First Amendment experts and television industry executives, however, say that any attempt to regulate TV violence faces high constitutional hurdles -- particularly regarding cable, because consumers choose to buy its programming.

Further, any laws governing TV violence would have to define what violence is. The FCC report contains broad guidelines but leaves the details up to Congress.

Regulators and lawmakers say that violent acts on entertainment shows -- from torture scenes on Fox's "24" to the cartoonish mayhem of professional wrestling -- have escalated in recent years, posing a continuing threat to children.

"Parents are always the first and last line of defense in protecting their children, but legislation could give parents more tools," FCC Chairman Kevin Martin said yesterday regarding the report. "I think it would be better if the industry addressed this on its own, but we can also give parents" help through regulation.
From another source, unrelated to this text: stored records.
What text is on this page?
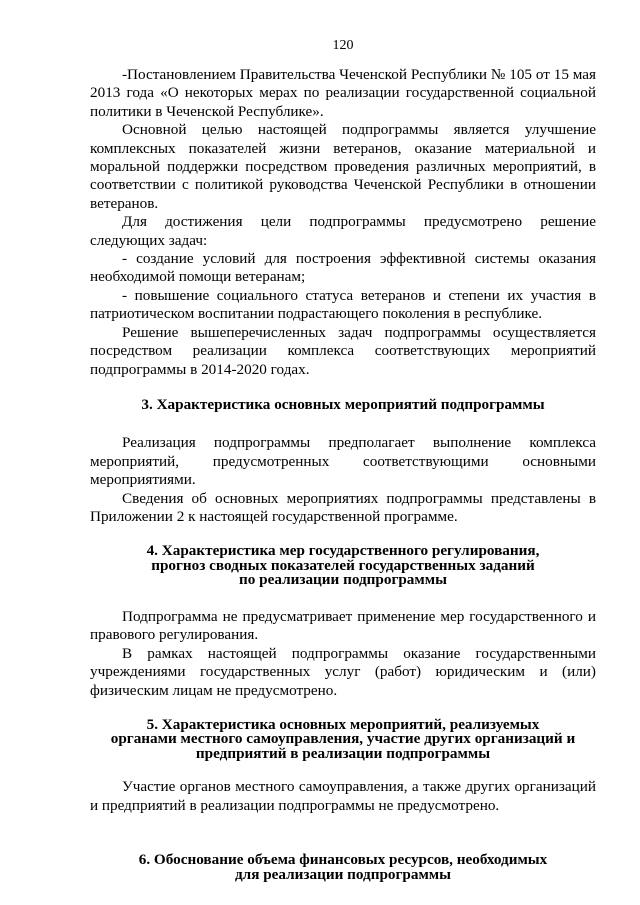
120

-Постановлением Правительства Чеченской Республики № 105 от 15 мая 2013 года «О некоторых мерах по реализации государственной социальной политики в Чеченской Республике».

Основной целью настоящей подпрограммы является улучшение комплексных показателей жизни ветеранов, оказание материальной и моральной поддержки посредством проведения различных мероприятий, в соответствии с политикой руководства Чеченской Республики в отношении ветеранов.

Для достижения цели подпрограммы предусмотрено решение следующих задач:

- создание условий для построения эффективной системы оказания необходимой помощи ветеранам;

- повышение социального статуса ветеранов и степени их участия в патриотическом воспитании подрастающего поколения в республике.

Решение вышеперечисленных задач подпрограммы осуществляется посредством реализации комплекса соответствующих мероприятий подпрограммы в 2014-2020 годах.

3. Характеристика основных мероприятий подпрограммы

Реализация подпрограммы предполагает выполнение комплекса мероприятий, предусмотренных соответствующими основными мероприятиями.

Сведения об основных мероприятиях подпрограммы представлены в Приложении 2 к настоящей государственной программе.

4. Характеристика мер государственного регулирования,
прогноз сводных показателей государственных заданий
по реализации подпрограммы

Подпрограмма не предусматривает применение мер государственного и правового регулирования.

В рамках настоящей подпрограммы оказание государственными учреждениями государственных услуг (работ) юридическим и (или) физическим лицам не предусмотрено.

5. Характеристика основных мероприятий, реализуемых
органами местного самоуправления, участие других организаций и
предприятий в реализации подпрограммы

Участие органов местного самоуправления, а также других организаций и предприятий в реализации подпрограммы не предусмотрено.

6. Обоснование объема финансовых ресурсов, необходимых
для реализации подпрограммы
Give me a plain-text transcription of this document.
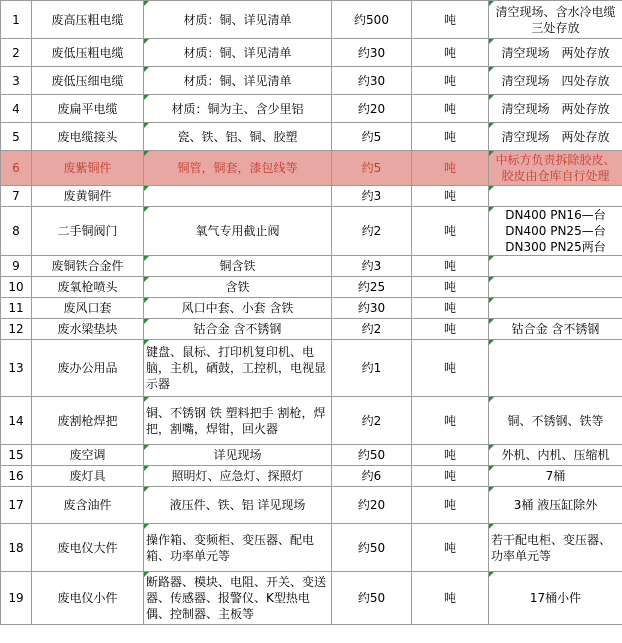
1	废高压粗电缆	材质：铜、详见清单	约500	吨	清空现场、含水冷电缆 三处存放
2	废低压粗电缆	材质：铜、详见清单	约30	吨	清空现场　两处存放
3	废低压细电缆	材质：铜、详见清单	约30	吨	清空现场　四处存放
4	废扁平电缆	材质：铜为主、含少里铝	约20	吨	清空现场　两处存放
5	废电缆接头	瓷、铁、铝、铜、胶塑	约5	吨	清空现场　两处存放
6	废紫铜件	铜管，铜套，漆包线等	约5	吨	中标方负责拆除胶皮、胶皮由仓库自行处理
7	废黄铜件		约3	吨	
8	二手铜阀门	氧气专用截止阀	约2	吨	DN400 PN16—台 DN400 PN25—台 DN300 PN25两台
9	废铜铁合金件	铜含铁	约3	吨	
10	废氧枪喷头	含铁	约25	吨	
11	废风口套	风口中套、小套 含铁	约30	吨	
12	废水梁垫块	钴合金 含不锈钢	约2	吨	钴合金 含不锈钢
13	废办公用品	键盘、鼠标、打印机复印机、电脑，主机，硒鼓，工控机，电视显示器	约1	吨	
14	废割枪焊把	铜、不锈钢 铁 塑料把手 割枪，焊把，割嘴，焊钳，回火器	约2	吨	铜、不锈钢、铁等
15	废空调	详见现场	约50	吨	外机、内机、压缩机
16	废灯具	照明灯、应急灯、探照灯	约6	吨	7桶
17	废含油件	液压件、铁、铝 详见现场	约20	吨	3桶 液压缸除外
18	废电仪大件	操作箱、变频柜、变压器、配电箱、功率单元等	约50	吨	若干配电柜、变压器、功率单元等
19	废电仪小件	断路器、模块、电阻、开关、变送器、传感器、报警仪、K型热电偶、控制器、主板等	约50	吨	17桶小件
The FCC's conclusions probably will form the basis of legislation being drafted by Sen. Jay Rockefeller (D-W.Va.), says spokeswoman Wendy Morigi. Rockefeller, who is a Commerce Committee member, will introduce his bill after he has digested the FCC's recommendations, she said.

The FCC is finishing its recommendations amid heightened sensitivity to the issue, given the round-the-clock TV news coverage of the shooting rampage at Virginia Tech.

Social-science research dating back to the 1950s has demonstrated that prolonged exposure to watching violence on TV has a negative effect on children -- with observed behavior ranging from heightened anxiety to aggressive acts. But studies also have shown that some portrayals of TV violence can be beneficial, such as showing children the harm caused by violent behavior.